ECLI:NL:CRVB:2009:BI7956
Centrale Raad van Beroep
- Eerste aanleg - meervoudig
- A. Beuker-Tilstra
- G.L.M.J. Stevens
- H.R. Geerling-Brouwer
- Rechtspraak.nl
Herzieningsverzoek burger-oorlogsslachtoffer en afwijzing door de Raadskamer WUBO
In deze zaak heeft appellante, geboren in 1945 in het voormalige Nederlands-Indië, een herzieningsverzoek ingediend bij de Raadskamer WUBO van de Pensioen- en Uitkeringsraad. Dit verzoek volgde op eerdere afwijzingen van haar aanvragen om erkend te worden als burger-oorlogsslachtoffer en om toekenning van een periodieke uitkering. De Raad heeft vastgesteld dat appellante in het verleden meerdere keren heeft verzocht om herziening van de afwijzende besluiten, maar dat deze verzoeken telkens zijn afgewezen op grond van het ontbreken van nieuwe feiten of omstandigheden. De Raad heeft in zijn overwegingen benadrukt dat de bevoegdheid van verweerster om besluiten te herzien discretionair is en dat de Raad terughoudend moet zijn in de toetsing van deze besluiten.

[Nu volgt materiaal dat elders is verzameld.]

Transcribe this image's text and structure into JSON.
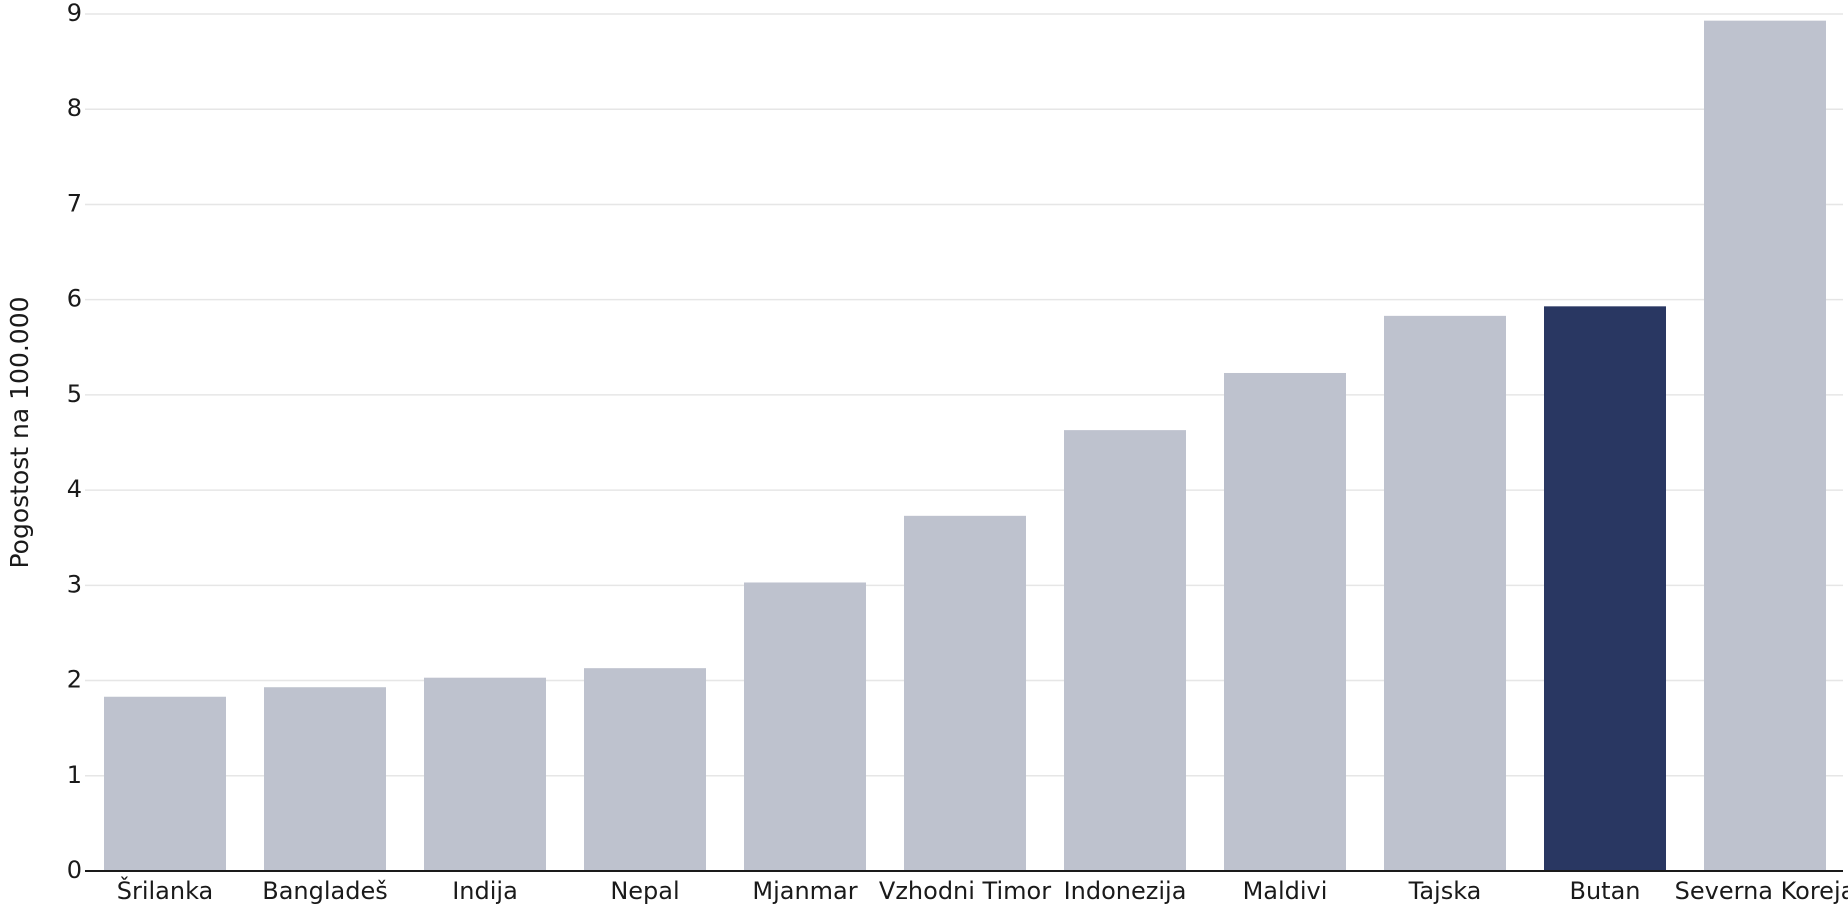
{
  "chart_data": {
    "type": "bar",
    "categories": [
      "Šrilanka",
      "Bangladeš",
      "Indija",
      "Nepal",
      "Mjanmar",
      "Vzhodni Timor",
      "Indonezija",
      "Maldivi",
      "Tajska",
      "Butan",
      "Severna Koreja"
    ],
    "values": [
      1.83,
      1.93,
      2.03,
      2.13,
      3.03,
      3.73,
      4.63,
      5.23,
      5.83,
      5.93,
      8.93
    ],
    "highlight": "Butan",
    "ylabel": "Pogostost na 100.000",
    "xlabel": "",
    "ylim": [
      0,
      9
    ],
    "yticks": [
      "0",
      "1",
      "2",
      "3",
      "4",
      "5",
      "6",
      "7",
      "8",
      "9"
    ],
    "grid": true,
    "colors": {
      "bar": "#bec2ce",
      "highlight": "#293762",
      "grid": "#e6e6e6",
      "axis": "#1a1a1a"
    }
  }
}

Tijdens de zitting op 23 april 2009 heeft appellante haar standpunt toegelicht, bijgestaan door haar advocaat, terwijl verweerster werd vertegenwoordigd door een medewerker van de Pensioen- en Uitkeringsraad. De Raad heeft de ingediende stukken en het verhandelde ter zitting in overweging genomen. De Raad concludeert dat appellante geen nieuwe relevante gegevens heeft gepresenteerd die de eerdere afwijzingen in een ander licht zouden plaatsen. De Raad heeft vastgesteld dat de psychische klachten van appellante al eerder zijn beoordeeld en dat er geen aanleiding is om het standpunt van verweerster te herzien.
De uitspraak van de Centrale Raad van Beroep op 4 juni 2009 verklaart het beroep ongegrond, wat betekent dat de eerdere besluiten van verweerster in stand blijven. De Raad heeft ook geen termen aanwezig geacht voor vergoeding van proceskosten. Deze uitspraak bevestigt de terughoudendheid van de Raad in het herzien van eerder genomen besluiten, vooral in het geval van herhaaldelijke verzoeken zonder nieuwe onderbouwing.